Usually, when Joey drops items, he points to them. I use the strategy of “playful obstruction”, (also known as playing dumb), and I pretend to be confused about what he wants. This means he has to use his device to tell me specifically what he wants – the toy car, dragon, or bug – whatever he’s been playing with. Sometimes, we work on using the whole sentence “I want….” or “Please give me….” Other times, I pretend I can’t find the item he’s asked for.
“But where is it?” I’ll scratch my head, and pretend to look on top of the cabinet. “Where is that car you want?” I prompt Joey to his preposition page, and he selects a word that indicates it’s on the floor. No matter what he says, I’ll look there. Last winter this meant crawling behind his wheelchair and then telling him it wasn’t behind him, and asking him to try again. Eventually we always find it. (I do all of this while reading his frustration level. We play these games when I know he can hang in there with me on using this vocabulary. I don’t do it to the point of crying or frustration – hence the “playful” part of “playful obstruction”.)

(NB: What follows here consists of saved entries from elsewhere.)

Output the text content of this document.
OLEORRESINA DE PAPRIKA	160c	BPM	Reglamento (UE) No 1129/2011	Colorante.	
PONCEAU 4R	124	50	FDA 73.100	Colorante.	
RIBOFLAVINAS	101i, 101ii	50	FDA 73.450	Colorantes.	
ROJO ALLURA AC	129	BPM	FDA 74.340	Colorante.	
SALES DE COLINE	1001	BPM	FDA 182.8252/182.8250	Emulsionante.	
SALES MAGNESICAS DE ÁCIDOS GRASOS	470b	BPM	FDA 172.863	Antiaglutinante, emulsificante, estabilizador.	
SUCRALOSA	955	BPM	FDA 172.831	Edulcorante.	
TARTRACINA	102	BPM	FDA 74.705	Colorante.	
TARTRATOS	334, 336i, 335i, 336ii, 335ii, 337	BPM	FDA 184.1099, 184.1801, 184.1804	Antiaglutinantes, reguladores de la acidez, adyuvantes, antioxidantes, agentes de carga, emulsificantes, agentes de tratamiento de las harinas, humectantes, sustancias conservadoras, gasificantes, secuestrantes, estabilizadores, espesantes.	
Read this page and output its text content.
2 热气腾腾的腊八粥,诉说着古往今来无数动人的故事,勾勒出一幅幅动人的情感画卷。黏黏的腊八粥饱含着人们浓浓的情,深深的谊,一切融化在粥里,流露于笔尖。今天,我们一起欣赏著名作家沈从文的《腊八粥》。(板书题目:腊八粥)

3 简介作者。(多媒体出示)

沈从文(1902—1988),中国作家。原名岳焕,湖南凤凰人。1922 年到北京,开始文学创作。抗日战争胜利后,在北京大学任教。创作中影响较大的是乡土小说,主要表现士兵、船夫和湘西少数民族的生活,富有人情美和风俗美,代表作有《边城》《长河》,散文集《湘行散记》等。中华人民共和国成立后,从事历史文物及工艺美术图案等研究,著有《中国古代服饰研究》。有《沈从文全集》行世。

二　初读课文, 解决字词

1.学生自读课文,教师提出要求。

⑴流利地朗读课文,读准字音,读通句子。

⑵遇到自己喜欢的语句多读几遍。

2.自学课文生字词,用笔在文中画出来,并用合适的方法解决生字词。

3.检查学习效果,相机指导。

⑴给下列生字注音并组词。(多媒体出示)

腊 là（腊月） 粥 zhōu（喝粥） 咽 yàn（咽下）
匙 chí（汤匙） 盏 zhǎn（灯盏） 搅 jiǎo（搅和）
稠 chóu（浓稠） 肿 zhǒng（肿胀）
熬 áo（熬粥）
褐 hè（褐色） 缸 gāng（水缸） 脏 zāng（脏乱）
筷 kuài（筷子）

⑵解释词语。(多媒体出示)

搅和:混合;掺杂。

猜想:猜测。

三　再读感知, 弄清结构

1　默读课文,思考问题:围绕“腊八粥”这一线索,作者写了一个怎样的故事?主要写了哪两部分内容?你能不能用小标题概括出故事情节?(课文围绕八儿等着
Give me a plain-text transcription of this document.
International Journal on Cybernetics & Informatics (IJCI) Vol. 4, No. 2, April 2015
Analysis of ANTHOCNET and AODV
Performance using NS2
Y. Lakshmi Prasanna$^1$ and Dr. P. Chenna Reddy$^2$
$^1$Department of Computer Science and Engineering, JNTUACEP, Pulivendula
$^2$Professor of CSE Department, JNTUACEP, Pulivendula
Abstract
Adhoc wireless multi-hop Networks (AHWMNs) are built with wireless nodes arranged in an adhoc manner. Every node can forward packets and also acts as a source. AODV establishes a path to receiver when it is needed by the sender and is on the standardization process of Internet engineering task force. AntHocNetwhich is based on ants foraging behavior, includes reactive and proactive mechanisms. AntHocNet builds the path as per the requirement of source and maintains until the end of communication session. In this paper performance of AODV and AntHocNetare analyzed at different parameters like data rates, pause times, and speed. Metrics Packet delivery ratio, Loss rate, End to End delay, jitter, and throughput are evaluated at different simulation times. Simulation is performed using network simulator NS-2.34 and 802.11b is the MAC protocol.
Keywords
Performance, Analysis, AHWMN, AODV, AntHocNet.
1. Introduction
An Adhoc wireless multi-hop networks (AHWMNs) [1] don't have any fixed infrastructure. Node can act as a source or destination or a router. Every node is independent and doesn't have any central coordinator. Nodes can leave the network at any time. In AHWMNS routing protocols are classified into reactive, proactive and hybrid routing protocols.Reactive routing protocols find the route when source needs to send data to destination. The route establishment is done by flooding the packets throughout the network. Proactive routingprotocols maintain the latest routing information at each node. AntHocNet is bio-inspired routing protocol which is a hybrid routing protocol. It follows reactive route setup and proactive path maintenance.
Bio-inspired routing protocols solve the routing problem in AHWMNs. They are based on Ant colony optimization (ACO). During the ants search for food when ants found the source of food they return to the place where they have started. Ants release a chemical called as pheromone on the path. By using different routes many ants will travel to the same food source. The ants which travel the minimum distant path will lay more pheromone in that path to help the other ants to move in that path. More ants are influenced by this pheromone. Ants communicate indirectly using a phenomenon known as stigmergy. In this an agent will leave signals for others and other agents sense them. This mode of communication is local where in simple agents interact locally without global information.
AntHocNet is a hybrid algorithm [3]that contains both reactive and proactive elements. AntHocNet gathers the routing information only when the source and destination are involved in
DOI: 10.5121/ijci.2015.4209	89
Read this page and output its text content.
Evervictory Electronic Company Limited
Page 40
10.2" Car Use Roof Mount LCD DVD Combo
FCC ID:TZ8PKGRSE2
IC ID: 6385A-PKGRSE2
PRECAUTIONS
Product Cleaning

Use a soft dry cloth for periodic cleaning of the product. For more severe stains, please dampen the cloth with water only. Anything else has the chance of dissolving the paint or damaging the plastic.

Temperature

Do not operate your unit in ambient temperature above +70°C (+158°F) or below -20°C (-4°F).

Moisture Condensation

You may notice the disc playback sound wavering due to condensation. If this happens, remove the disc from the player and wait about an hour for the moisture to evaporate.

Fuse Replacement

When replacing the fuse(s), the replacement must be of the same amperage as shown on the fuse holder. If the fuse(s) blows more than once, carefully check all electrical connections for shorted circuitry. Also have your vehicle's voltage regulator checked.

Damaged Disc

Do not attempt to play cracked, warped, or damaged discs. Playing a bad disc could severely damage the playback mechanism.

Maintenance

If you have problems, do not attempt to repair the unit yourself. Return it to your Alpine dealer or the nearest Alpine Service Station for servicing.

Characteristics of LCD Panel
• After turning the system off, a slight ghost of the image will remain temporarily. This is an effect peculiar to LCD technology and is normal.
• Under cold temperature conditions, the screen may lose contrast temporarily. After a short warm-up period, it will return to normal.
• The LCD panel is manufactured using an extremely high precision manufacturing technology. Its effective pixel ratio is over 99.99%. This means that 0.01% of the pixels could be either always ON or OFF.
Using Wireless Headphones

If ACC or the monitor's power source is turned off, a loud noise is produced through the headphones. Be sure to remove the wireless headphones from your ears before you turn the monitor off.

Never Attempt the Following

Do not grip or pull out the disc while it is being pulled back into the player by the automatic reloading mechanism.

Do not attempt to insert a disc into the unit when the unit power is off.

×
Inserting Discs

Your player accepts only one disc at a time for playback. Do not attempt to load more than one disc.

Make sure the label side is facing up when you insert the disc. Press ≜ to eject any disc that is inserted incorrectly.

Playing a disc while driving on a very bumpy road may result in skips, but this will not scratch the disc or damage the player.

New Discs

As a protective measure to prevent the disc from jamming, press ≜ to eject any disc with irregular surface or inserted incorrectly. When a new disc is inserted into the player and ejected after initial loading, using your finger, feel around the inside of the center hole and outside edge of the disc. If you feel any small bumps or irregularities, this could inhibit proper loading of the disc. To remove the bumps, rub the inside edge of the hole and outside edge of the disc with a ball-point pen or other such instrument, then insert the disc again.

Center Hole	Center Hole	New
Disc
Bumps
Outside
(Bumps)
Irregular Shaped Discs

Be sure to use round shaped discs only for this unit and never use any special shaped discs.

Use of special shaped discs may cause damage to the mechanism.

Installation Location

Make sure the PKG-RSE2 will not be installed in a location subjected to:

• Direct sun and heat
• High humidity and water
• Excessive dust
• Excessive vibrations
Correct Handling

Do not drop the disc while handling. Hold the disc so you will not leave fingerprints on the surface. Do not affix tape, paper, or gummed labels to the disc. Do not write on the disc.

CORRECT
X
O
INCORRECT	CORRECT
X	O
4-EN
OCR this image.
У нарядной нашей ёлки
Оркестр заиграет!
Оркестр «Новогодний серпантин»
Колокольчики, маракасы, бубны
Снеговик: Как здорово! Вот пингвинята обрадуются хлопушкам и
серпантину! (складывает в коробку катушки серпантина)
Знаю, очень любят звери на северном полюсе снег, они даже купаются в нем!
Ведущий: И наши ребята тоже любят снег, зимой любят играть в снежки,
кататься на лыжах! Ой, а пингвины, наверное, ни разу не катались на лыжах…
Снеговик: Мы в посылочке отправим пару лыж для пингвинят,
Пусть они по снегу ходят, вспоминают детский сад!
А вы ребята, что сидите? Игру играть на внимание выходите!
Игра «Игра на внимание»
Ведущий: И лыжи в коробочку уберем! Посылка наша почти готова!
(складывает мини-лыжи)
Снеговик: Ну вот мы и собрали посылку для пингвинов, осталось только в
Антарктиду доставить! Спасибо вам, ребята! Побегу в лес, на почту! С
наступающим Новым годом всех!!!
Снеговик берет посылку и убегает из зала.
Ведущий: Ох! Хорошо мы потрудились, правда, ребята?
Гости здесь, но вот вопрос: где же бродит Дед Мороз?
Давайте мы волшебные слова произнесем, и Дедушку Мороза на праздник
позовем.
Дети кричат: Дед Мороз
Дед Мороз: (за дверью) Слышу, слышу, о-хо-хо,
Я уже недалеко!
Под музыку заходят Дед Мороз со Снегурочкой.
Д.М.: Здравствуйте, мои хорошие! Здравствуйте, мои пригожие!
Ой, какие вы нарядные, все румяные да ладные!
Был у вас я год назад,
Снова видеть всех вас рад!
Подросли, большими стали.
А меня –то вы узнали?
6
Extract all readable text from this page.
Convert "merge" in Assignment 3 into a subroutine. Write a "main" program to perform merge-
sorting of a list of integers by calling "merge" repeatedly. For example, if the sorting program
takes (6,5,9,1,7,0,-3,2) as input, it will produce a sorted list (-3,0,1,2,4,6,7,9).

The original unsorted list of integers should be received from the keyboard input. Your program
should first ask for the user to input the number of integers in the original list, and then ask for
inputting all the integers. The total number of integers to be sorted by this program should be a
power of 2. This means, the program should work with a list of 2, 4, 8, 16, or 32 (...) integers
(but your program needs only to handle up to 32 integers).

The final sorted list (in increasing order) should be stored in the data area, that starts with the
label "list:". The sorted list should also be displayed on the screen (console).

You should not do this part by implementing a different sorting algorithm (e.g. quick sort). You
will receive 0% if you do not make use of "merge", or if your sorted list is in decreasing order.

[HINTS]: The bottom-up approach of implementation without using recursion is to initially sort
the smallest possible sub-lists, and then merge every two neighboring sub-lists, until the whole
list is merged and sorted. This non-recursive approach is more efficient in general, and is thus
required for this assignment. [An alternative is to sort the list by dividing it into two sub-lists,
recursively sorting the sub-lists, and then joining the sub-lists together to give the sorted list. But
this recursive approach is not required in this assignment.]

Despite this practice, Joey rarely uses prepositions unless I prompt him to. He’ll label where things are in a book or his room, but it’s almost always after I gesture to the preposition bridge icon on his device. So to hear him independently tell me “bee under” made my heart soar.
Prepositions are tricky, because they are not as meaningful to young children as tangible nouns or physical verbs are. And yet, I once read an article on an AAC facebook group about how someone is far more likely to be able to communicate what they need if they can use prepositions. Even if a child does not have the noun he/she wants on the device, the child can use prepositions to direct the adult in the room to find the item. Prepositions are important when we communicate with each other.
Joey’s “bee under” as I was leaving was a sign to me that he understands prepositions, and understands how to use them to communicate about where things are in space. As I’ve crawled around on his floor, playing dumb until he tells me where to find his lost toy, this moment is what I’ve been waiting for.